Push Security announced a browser‑native security solution that aims to replace many functions of secure web gateways (SWGs), cloud access security brokers (CASBs) and security service edge (SSE) platforms. The extension operates inside users’ existing browsers, eliminating the need for traffic rerouting or proxy infrastructure, and targets attacks that occur within the browser session—attacks that traditional network‑based tools often miss.
Push Security Announces Browser‑Native Capabilities
The company introduced a lightweight browser extension that provides URL blocking, domain categorization, phishing protection, malicious file detection, shadow‑SaaS discovery and AI‑usage governance without routing traffic through a cloud proxy. In the announcement, CEO Adam Bateman said, “SWGs were designed for a world where the threat was malware crossing the wire, however that world is gone… We built Push to detect and stop attacks at the layer where they actually happen.”
The release positions Push Security against a market projected to reach $42 billion by 2030. Research cited by the company indicates that gateways and next‑generation firewalls miss roughly 60 % of malicious web pages because they can only see where traffic went, not what the user actually saw or did. Push claims its extension can observe the live DOM, credential entry events, script behavior, clipboard contents, OAuth flows and file transfers, capturing data before encryption and without the latency or single‑point‑of‑failure concerns of proxy‑based solutions.
Browser‑Native Architecture vs Traditional Proxy‑Based SWG/CASB
Traditional SWG, CASB and SSE products intercept traffic at the network layer, requiring all user traffic to pass through a cloud proxy.

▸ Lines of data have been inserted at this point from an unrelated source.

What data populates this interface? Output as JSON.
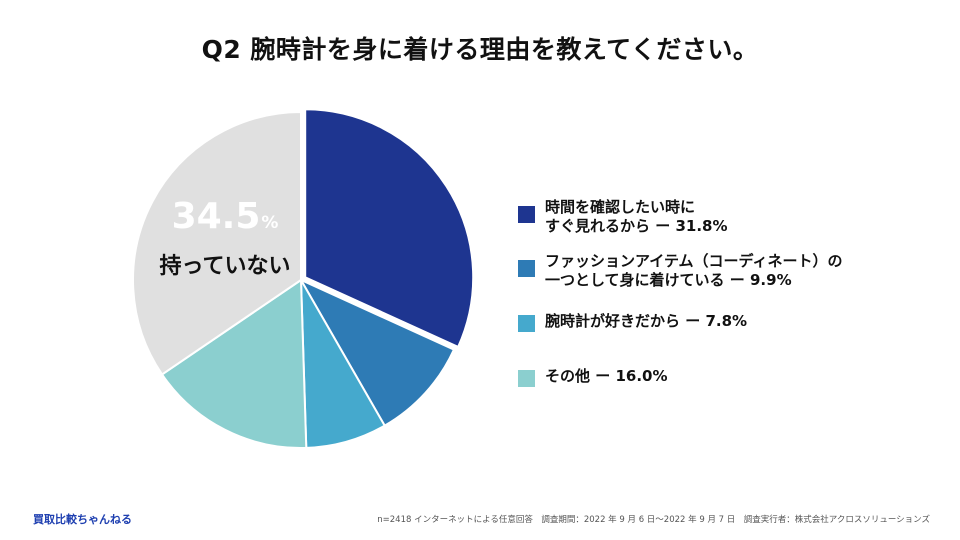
{
  "title": "Q2 腕時計を身に着ける理由を教えてください。",
  "chart_data": {
    "type": "pie",
    "title": "Q2 腕時計を身に着ける理由を教えてください。",
    "slices": [
      {
        "label": "時間を確認したい時にすぐ見れるから",
        "value": 31.8,
        "color": "#1e3590"
      },
      {
        "label": "ファッションアイテム（コーディネート）の一つとして身に着けている",
        "value": 9.9,
        "color": "#2e7bb5"
      },
      {
        "label": "腕時計が好きだから",
        "value": 7.8,
        "color": "#45a9cd"
      },
      {
        "label": "その他",
        "value": 16.0,
        "color": "#8bcfcf"
      },
      {
        "label": "持っていない",
        "value": 34.5,
        "color": "#e0e0e0"
      }
    ],
    "start_angle": "12 o'clock",
    "direction": "clockwise",
    "legend_position": "right"
  },
  "callout": {
    "value": "34.5",
    "unit": "%",
    "label": "持っていない"
  },
  "legend": [
    {
      "lines": [
        "時間を確認したい時に",
        "すぐ見れるから ー 31.8%"
      ],
      "color": "#1e3590"
    },
    {
      "lines": [
        "ファッションアイテム（コーディネート）の",
        "一つとして身に着けている ー 9.9%"
      ],
      "color": "#2e7bb5"
    },
    {
      "lines": [
        "腕時計が好きだから ー 7.8%"
      ],
      "color": "#45a9cd"
    },
    {
      "lines": [
        "その他 ー 16.0%"
      ],
      "color": "#8bcfcf"
    }
  ],
  "footer": {
    "brand": "買取比較ちゃんねる",
    "note": "n=2418 インターネットによる任意回答　調査期間：2022 年 9 月 6 日〜2022 年 9 月 7 日　調査実行者：株式会社アクロスソリューションズ"
  }
}
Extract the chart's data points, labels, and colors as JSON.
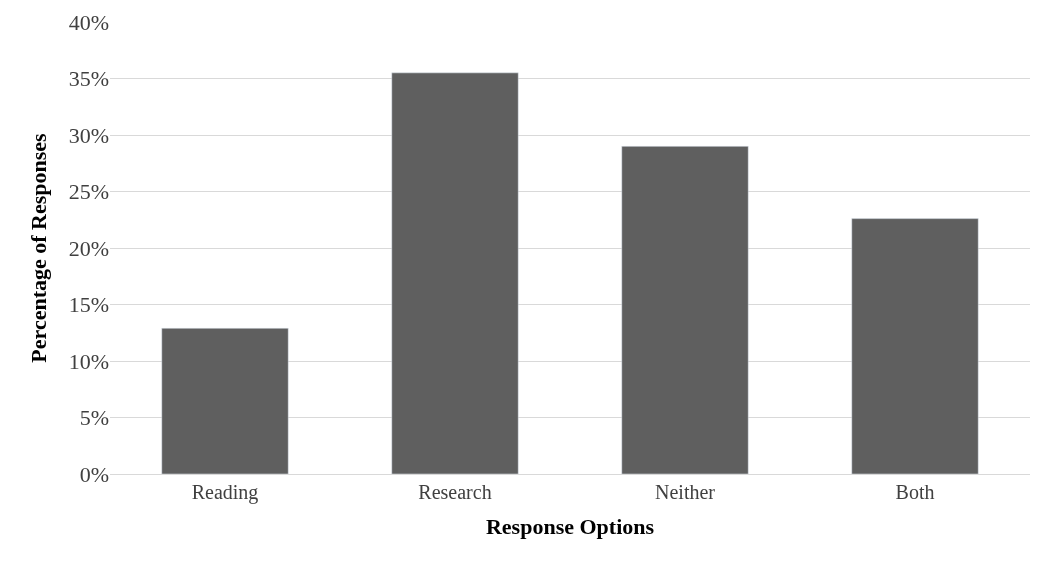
{
  "chart_data": {
    "type": "bar",
    "xlabel": "Response Options",
    "ylabel": "Percentage of Responses",
    "categories": [
      "Reading",
      "Research",
      "Neither",
      "Both"
    ],
    "values": [
      12.9,
      35.5,
      29.0,
      22.6
    ],
    "color": "#5f5f5f",
    "ylim": [
      0,
      40
    ],
    "yticks": [
      {
        "value": 0,
        "label": "0%"
      },
      {
        "value": 5,
        "label": "5%"
      },
      {
        "value": 10,
        "label": "10%"
      },
      {
        "value": 15,
        "label": "15%"
      },
      {
        "value": 20,
        "label": "20%"
      },
      {
        "value": 25,
        "label": "25%"
      },
      {
        "value": 30,
        "label": "30%"
      },
      {
        "value": 35,
        "label": "35%"
      },
      {
        "value": 40,
        "label": "40%"
      }
    ],
    "grid": "y"
  }
}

This design introduces latency, creates a single point of failure, and leaves the browser session itself unmonitored. The announcement notes that 82 % of attack detections are now malware‑free, meaning attackers operate entirely within legitimate browser sessions, generating no network‑layer signal for a proxy to act on.
Push Security highlighted several technical advantages:
- Behavioral phishing detection – identifies adversary‑in‑the‑middle (AitM) kits and credential‑harvesting techniques as pages load, without relying on URL reputation or threat‑intel feeds.
- ClickFix blocking – the extension detects malicious page behavior and clipboard payloads, covering the 47 % of attacks that used ClickFix as initial access last year.
- Domain and app categorization – provides configurable, group‑based rules for web and application access, plus inventory of browser extensions to block malicious add‑ons that SWGs cannot see.
- Telemetry for SIEM/SOAR – streams rich browser‑layer activity to downstream security tools, enabling correlation with identity‑provider logs and automated remediation.
- Shadow‑SaaS discovery – inventories actual login events, capturing authentication method, password strength and MFA status, rather than inferring usage from traffic patterns.
- AI‑tool usage control – monitors data shared with AI applications at the session level, allowing policies that block file uploads, downloads or clipboard actions.
- Protection for unmanaged devices – addresses the 46 % of infostealer infections that lead to corporate breaches on non‑managed machines, by deploying the extension without requiring MDM.
The company also positioned the solution as a cost alternative, noting that enterprise SSE tiers can exceed $375 per user per year. Push Security does not require organizations to abandon existing network investments; it can be layered on top of current SSE platforms to add session‑level visibility.
Enterprise Implications of Session‑Level Protection
For security teams evaluating SWG, CASB or SSE purchases, Push Security’s announcement raises questions about the adequacy of proxy‑based architectures. The company cites that 89 % of phishing domains are active for fewer than two days, often decommissioned before a proxy can categorize them. By detecting attacks inside the browser, Push claims to close that timing gap.
The extension’s ability to enforce policies without TLS interception also sidesteps the operational risk of inline decryption, which can break applications and increase compliance overhead. Additionally, the built‑in inventory of browser extensions and AI‑usage monitoring addresses emerging governance concerns that traditional network tools cannot see.
However, the announcement does not disclose performance benchmarks, integration details with existing SIEM/SOAR platforms, or pricing beyond the comparative statement about SSE costs. Organizations will need to evaluate whether the browser‑native approach aligns with their broader security architecture and compliance requirements.
Key Takeaways
- Push Security’s browser extension provides SWG, CASB and SSE use‑case coverage without routing traffic through a cloud proxy.
- Research cited by the company indicates 60 % of malicious web pages are missed by gateway‑based tools, and 82 % of detections are now malware‑free, highlighting the need for session‑level visibility.
- The solution claims to block 47 % of ClickFix‑based attacks and to protect 46 % of infostealer infections that occur on unmanaged devices.
TechInsyte's Take
Push Security’s browser‑native model directly addresses the blind spot that network proxies have inside the user’s session, offering a practical alternative for enterprises concerned about latency, single points of failure, and the growing prevalence of credential‑harvesting attacks. Buyers should verify integration pathways, performance impact on end‑user experience, and total cost of ownership before substituting or layering this technology over existing SSE investments.